Finally...Automatic Class Action Standing for Florida Homeowner Associations

Until 2008, Florida condominium associations had a distinct advantage over Florida homeowner associations as far as pursuing construction defect and financial claims on a class action basis. Basically, Florida condominium associations by court rule since 1977 had automatic standing to represent their owners as a class on matters of common interest. Florida homeowner associations, on the other hand, had no standing to represent their members as a class. Members of homeowner associations were relegated to bringing a traditional class action with individual members acting as class representatives on behalf of the members. The procedure for attaining class action status in a homeowner association context was cumbersome and time consuming.

The newly adopted Florida Rule of Civil Procedure 1.221 reads:

HOMEOWNERS AND CONDOMINIUM ASSOCIATIONS

A homeowners' or condominium association, after control of such association is obtained by homeowners or unit owners other than the developer, may institute, maintain, settle, or appeal actions or hearings in its name on behalf of all association members concerning matters of common interest to the members, including, but not limited to: (1) the common property, area, or elements; (2) the roof or structural components of a building, or other improvements (in the case of homeowners. associations, being specifically limited to those improvements for which the association is responsible); (3) mechanical, electrical, or plumbing elements serving a property or an improvement or building (in the case of homeowners. associations, being specifically limited to those elements for which the association is responsible); (4) representations of the developer pertaining to any existing or proposed commonly used facility; (5) protests of ad valorem taxes on commonly used facilities; and, in the case of homeowners' associations, (6) defense of actions in eminent domain or prosecution of inverse condemnation actions. If an association has the authority to maintain a class action under this rule, the association may be joined in an action as representative of that class with reference to litigation and disputes involving the matters for which the association could bring a class action under this rule. Nothing herein limits any statutory or common law right of any individual homeowner or unit owner, or class of such owners, to bring any action that may otherwise be available. An action under this rule shall not be subject to the requirements of rule 1.220.
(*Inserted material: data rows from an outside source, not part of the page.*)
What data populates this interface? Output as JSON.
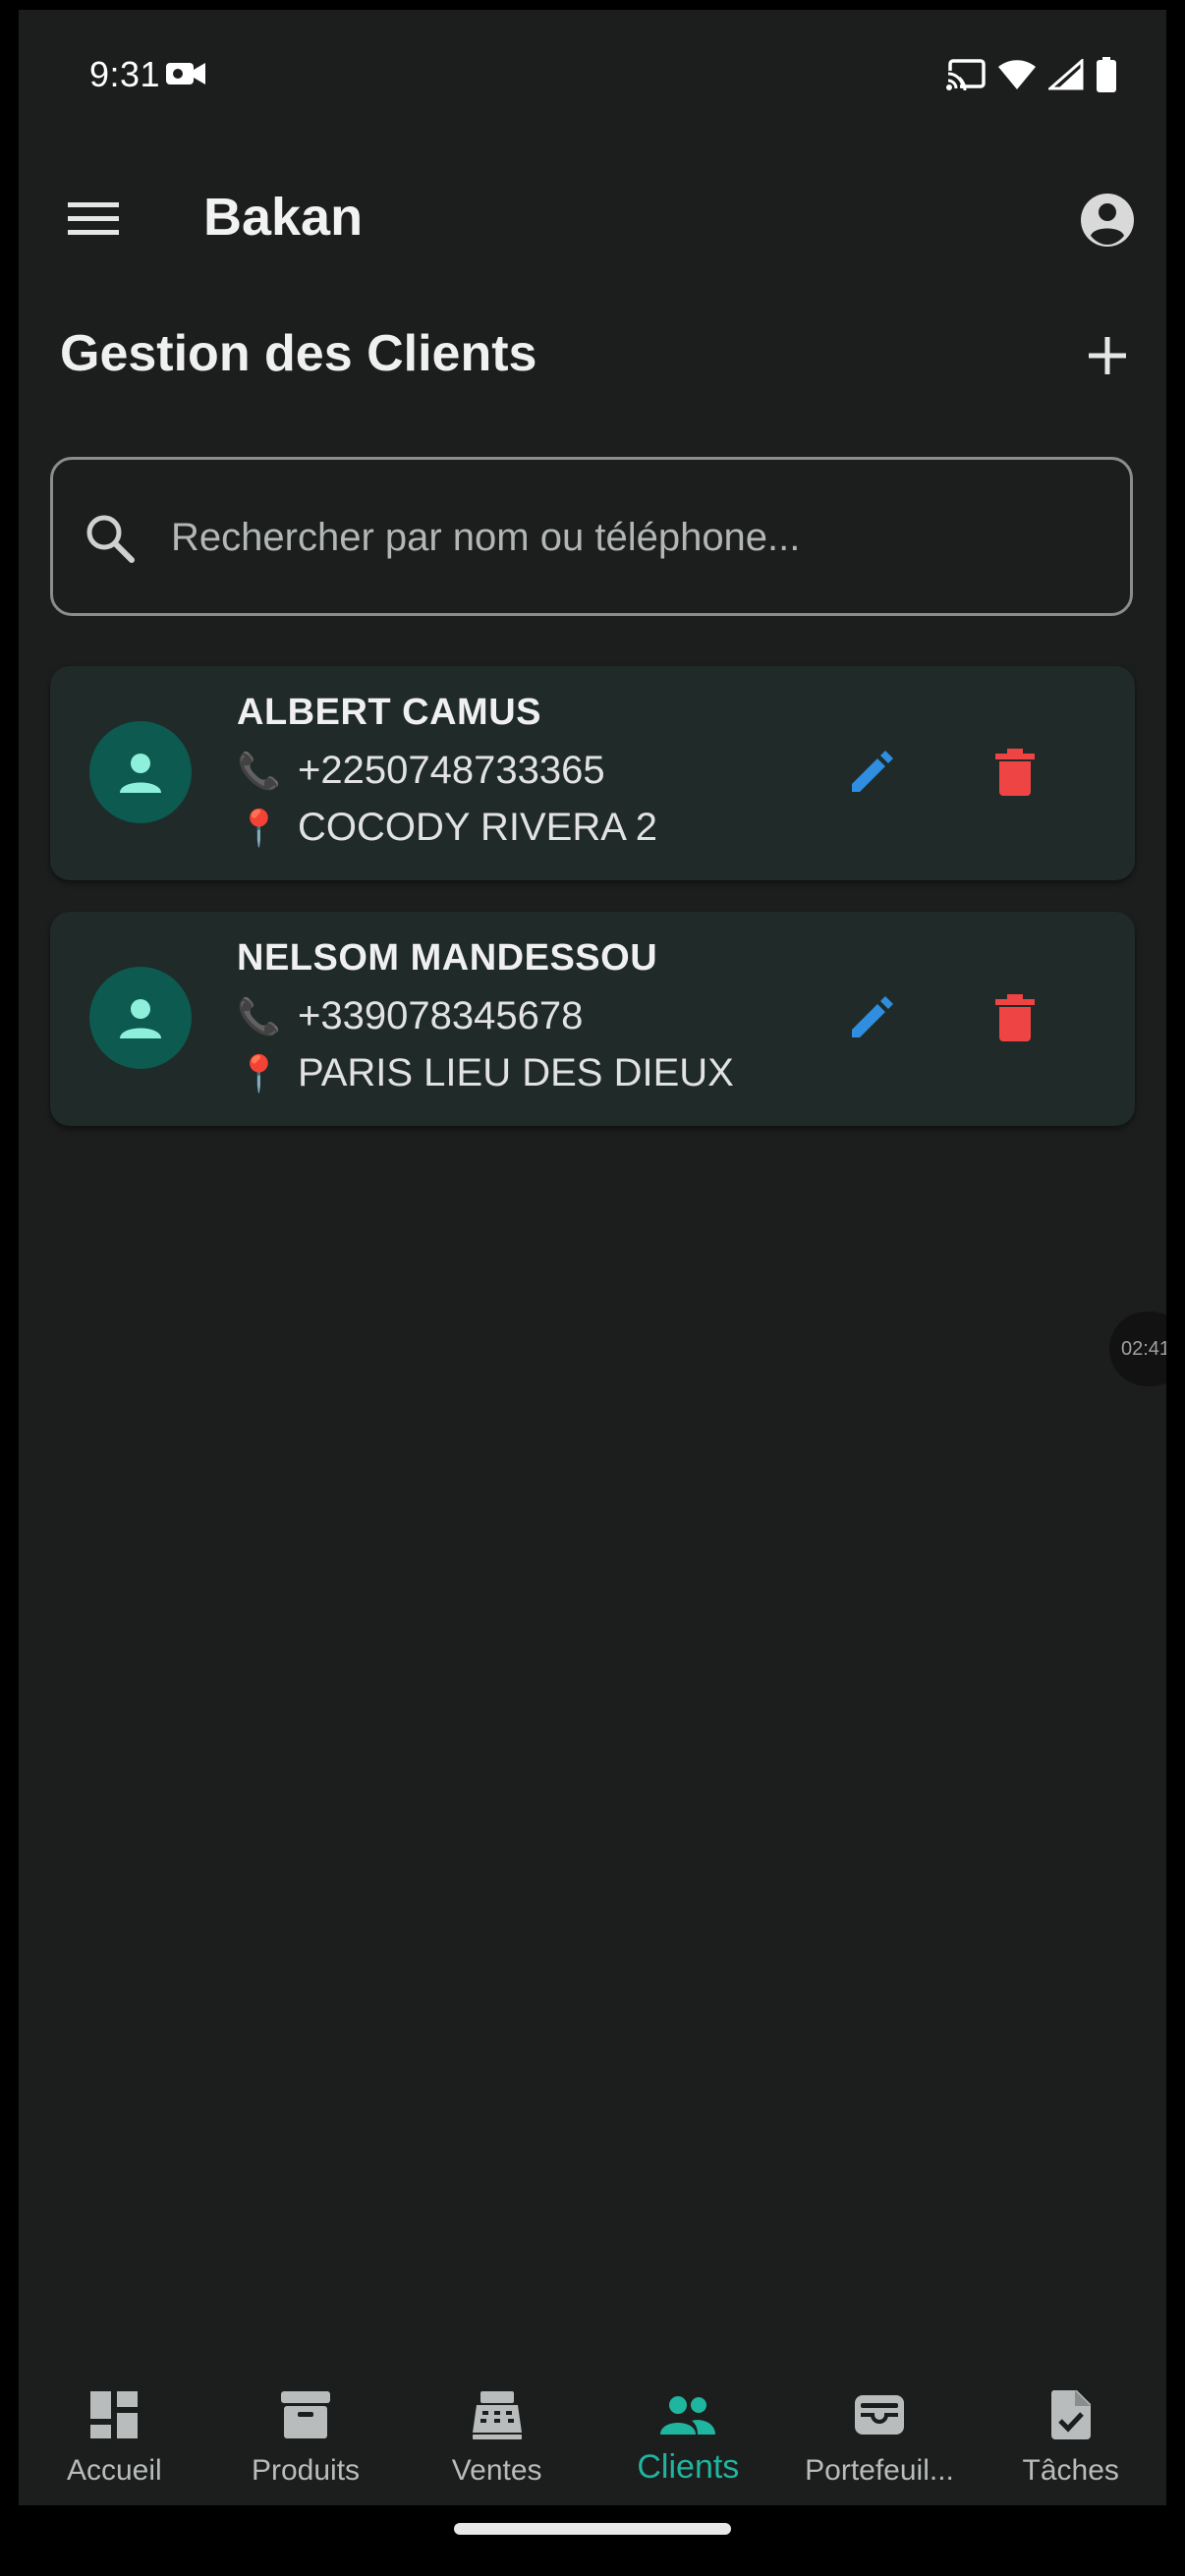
{
  "status_bar": {
    "time": "9:31",
    "icons": [
      "video-camera-icon",
      "cast-icon",
      "wifi-icon",
      "signal-icon",
      "battery-icon"
    ]
  },
  "app_bar": {
    "title": "Bakan",
    "menu_icon": "hamburger-menu-icon",
    "account_icon": "account-circle-icon"
  },
  "page": {
    "title": "Gestion des Clients",
    "add_icon": "plus-icon"
  },
  "search": {
    "placeholder": "Rechercher par nom ou téléphone...",
    "value": ""
  },
  "clients": [
    {
      "name": "ALBERT CAMUS",
      "phone_emoji": "📞",
      "phone": "+2250748733365",
      "address_emoji": "📍",
      "address": "COCODY RIVERA 2"
    },
    {
      "name": "NELSOM MANDESSOU",
      "phone_emoji": "📞",
      "phone": "+339078345678",
      "address_emoji": "📍",
      "address": "PARIS LIEU DES DIEUX"
    }
  ],
  "timer_bubble": "02:41",
  "bottom_nav": {
    "items": [
      {
        "label": "Accueil",
        "icon": "dashboard-icon",
        "active": false
      },
      {
        "label": "Produits",
        "icon": "archive-box-icon",
        "active": false
      },
      {
        "label": "Ventes",
        "icon": "cash-register-icon",
        "active": false
      },
      {
        "label": "Clients",
        "icon": "people-icon",
        "active": true
      },
      {
        "label": "Portefeuil...",
        "icon": "wallet-icon",
        "active": false
      },
      {
        "label": "Tâches",
        "icon": "task-document-icon",
        "active": false
      }
    ]
  },
  "colors": {
    "background": "#1c1d1d",
    "card": "#1f2a29",
    "accent": "#1fb59f",
    "avatar_bg": "#0c5a50",
    "edit": "#2f8ee0",
    "delete": "#ef4444"
  }
}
Unfortunately, what the Florida Supreme Court did in providing automatic class action standing for homeowner associations was not coupled with the Florida Legislature, as it had done long ago for condominium associations (F.S. 718.203), inserting developer and contractor warranties of fitness and merchantability into F.S. Chapter 720 (homeowner associations). As a result, even though the procedure to get into court as a class has been made significantly easier for member of homeowner associations, identifying sustainable causes of action for securing compensation remains a challenge.
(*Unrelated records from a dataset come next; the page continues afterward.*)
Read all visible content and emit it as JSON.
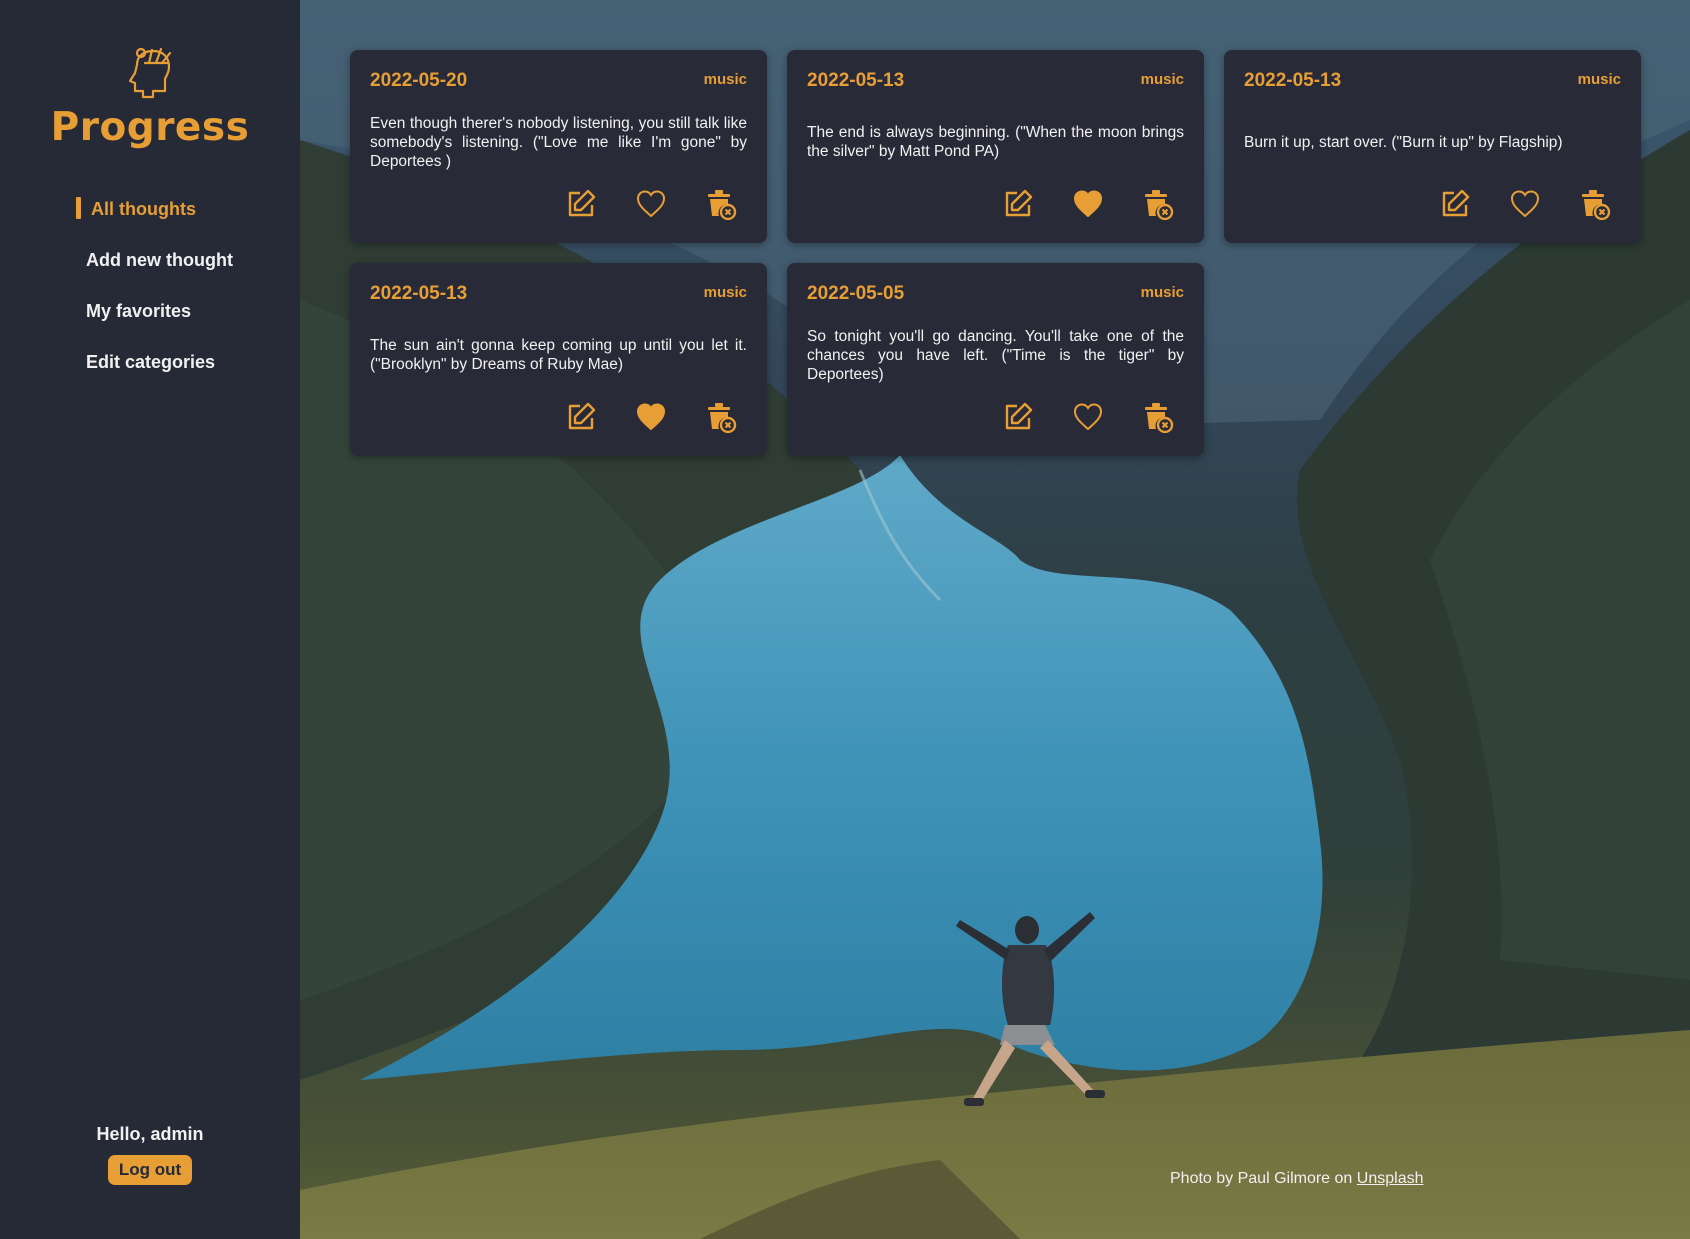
{
  "app": {
    "name": "Progress"
  },
  "nav": {
    "items": [
      {
        "label": "All thoughts",
        "active": true
      },
      {
        "label": "Add new thought",
        "active": false
      },
      {
        "label": "My favorites",
        "active": false
      },
      {
        "label": "Edit categories",
        "active": false
      }
    ]
  },
  "user": {
    "greeting": "Hello, admin",
    "logout_label": "Log out"
  },
  "thoughts": [
    {
      "date": "2022-05-20",
      "category": "music",
      "text": "Even though therer's nobody listening, you still talk like somebody's listening. (\"Love me like I'm gone\" by Deportees )",
      "favorite": false
    },
    {
      "date": "2022-05-13",
      "category": "music",
      "text": "The end is always beginning. (\"When the moon brings the silver\" by Matt Pond PA)",
      "favorite": true
    },
    {
      "date": "2022-05-13",
      "category": "music",
      "text": "Burn it up, start over. (\"Burn it up\" by Flagship)",
      "favorite": false
    },
    {
      "date": "2022-05-13",
      "category": "music",
      "text": "The sun ain't gonna keep coming up until you let it. (\"Brooklyn\" by Dreams of Ruby Mae)",
      "favorite": true
    },
    {
      "date": "2022-05-05",
      "category": "music",
      "text": "So tonight you'll go dancing. You'll take one of the chances you have left. (\"Time is the tiger\" by Deportees)",
      "favorite": false
    }
  ],
  "credit": {
    "prefix": "Photo by Paul Gilmore on",
    "link_label": "Unsplash"
  },
  "icons": {
    "edit": "edit-icon",
    "favorite": "heart-icon",
    "delete": "trash-icon"
  },
  "colors": {
    "accent": "#e79f35",
    "sidebar": "#262936",
    "card": "#282a37",
    "text": "#f1f1f1"
  }
}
AIA Owner/Architect and Owner/General Contract Forms - Beware of Arbitration Glitch

AIA contract forms are popular for major community association repair contracts. Unfortunately, the AIA (American Institute of Architects), presumeably to shield architects from liability, long ago created an arbitration glitch in instances where the Owner/Architect and Owner/General Contractor Contract forms are being utilized for a given project. The glitch is that the Owner/Architect form prohibits the architect (absent the architect's agreement) from being joined in an arbitration proceeding between the owner and general contractor.

Where defects in the work are a result of both design and construction flaws, this glitch can create a major dispute resolution headache.
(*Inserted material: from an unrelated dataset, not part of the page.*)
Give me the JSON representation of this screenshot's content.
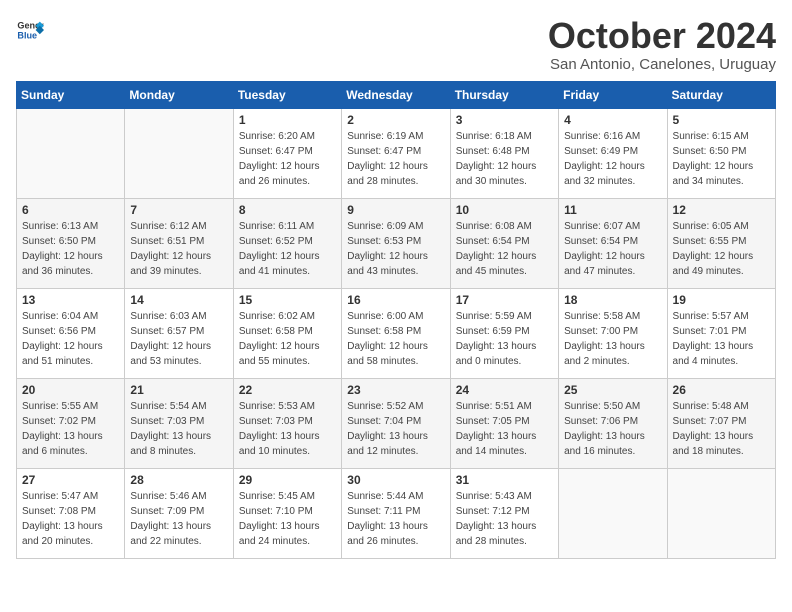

The owner is forced (absent the architect's agreement) to file separate arbitrations against the general contractor and architect. The general contractor in the one arbitration can attempt to deflect responsibility by blaming the design. The architect in the other arbitration can attempt to deflect responsibility by blaming the construction. Not only is this a very expensive proposition, but the worse case scenario is that both arbitration panels buy the defense arguments, with one walking the general contractor while pinning the blame on the design while the other walks the architect pinning the blame on the general contractor.

Word to the wise, if you use both the AIA owner/architect and owner/general contractor forms, insert provisions in each providing for a joint arbitration of all disputes involving both the design and construction teams. This should include sub-designers (engineers) and subcontractors. Better yet, consider scrapping the arbitration clauses entirely. . . More on this in upcoming blogs.

Proving What Was On Major Rehab Projects

Every remedial project has the potential of causing damage to building components and personal property. It is typical to charge back the contractor for such damage. Remedial projects requiring work on both the common elements and unit interiors present special challenges in documenting such damage. Balcony slab rehab work on a hi-rise where the slab deterioration extends into the unit is a classic example. In order to complete the job, sliders may have to be removed, carpets or tile pulled up, draperies and window coverings removed and furniture moved. At the end of the job, all this needs to be replaced or reinstalled.

Meticulous pre-job documentation is a key in proving contractor charge backs and fending off owner claims of damage. For a balcony slab rehab project such as is described above, the condition of each involved slab, balcony railing, slider, slider track, floor covering, window covering, wall finish and piece of furniture should be documented by photograph and in writing. The contractor and unit owner should sign off on a pre-job statement of condition.